Application: Analyzing Voices#

Background#

One very informative, but complex signal is speech produced by the human voice. Speech contains direct information (sentences with words producing a story), and, when spoken, may also provide indirect information about the speaker. For example, Individuals with depression, for example, may speak (on average) less loud and slower.

Problem Statement | Significant Problem#

Your team is a group of auditory neuroscientists, hearing researchers and linguists analyzing voice data. The overall study aims to understand how differences in voices might be due to language, gender and cognitive state. Your task is to analyze the given voice data to identify patterns associated with gender.

Data and Resources | Same Problem#

The data consists of two sets of audio samples of a person speaking a coherent sentence. The two sets are from different people speaking. One is a female speaker, the other is a male speaker.

Task | Specific Choice#

  • Signal Analysis: Apply appropriate signal analysis techniques to transform the signal into something more readily interpretable.

  • Feature Identification: Identify the features that correlate with speaker gender.

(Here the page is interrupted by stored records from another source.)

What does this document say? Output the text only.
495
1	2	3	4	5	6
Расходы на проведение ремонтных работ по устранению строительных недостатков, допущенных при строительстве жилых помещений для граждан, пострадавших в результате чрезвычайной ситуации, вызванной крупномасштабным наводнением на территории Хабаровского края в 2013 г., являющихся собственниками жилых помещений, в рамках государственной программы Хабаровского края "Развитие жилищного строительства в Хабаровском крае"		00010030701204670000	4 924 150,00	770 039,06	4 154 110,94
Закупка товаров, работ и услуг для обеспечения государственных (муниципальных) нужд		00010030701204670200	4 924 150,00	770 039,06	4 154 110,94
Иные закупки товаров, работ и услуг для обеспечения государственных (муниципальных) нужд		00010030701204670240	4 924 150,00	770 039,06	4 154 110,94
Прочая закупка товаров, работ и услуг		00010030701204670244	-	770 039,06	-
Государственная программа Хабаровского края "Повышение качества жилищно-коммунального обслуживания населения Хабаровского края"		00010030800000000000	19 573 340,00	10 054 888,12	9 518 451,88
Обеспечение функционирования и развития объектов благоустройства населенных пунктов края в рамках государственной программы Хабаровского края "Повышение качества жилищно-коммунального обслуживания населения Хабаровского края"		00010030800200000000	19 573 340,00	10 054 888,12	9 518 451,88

  • Interpretation: Based on the analysis, teams should hypothesize how these signals reflect gender.

Reporting (Simultaneous Report)#

Each team will present their findings in a brief presentation (slides). Please use visual and auditory aids like graphs or charts to illustrate your findings.

Additional Considerations#

  • You will have to determine which feature is different in male and female voices. You are allowed to use information on the web to find out which feature that is.

  • you will have to do some coding (e.g. loading the signals into Matlab, doing signal analysis, making figures, etc). Again, you are allowed to use any tool (web, chatgpt, previous chapter) to do so.

  • Listen to some of the sounds.

  • The data set is limited and contains a confound. You are free to discuss this.

Follow-up#

After the presentation, we will see discuss how this application session went. In the next modules, we will see how elementary signals can be used to characterize (linear) systems.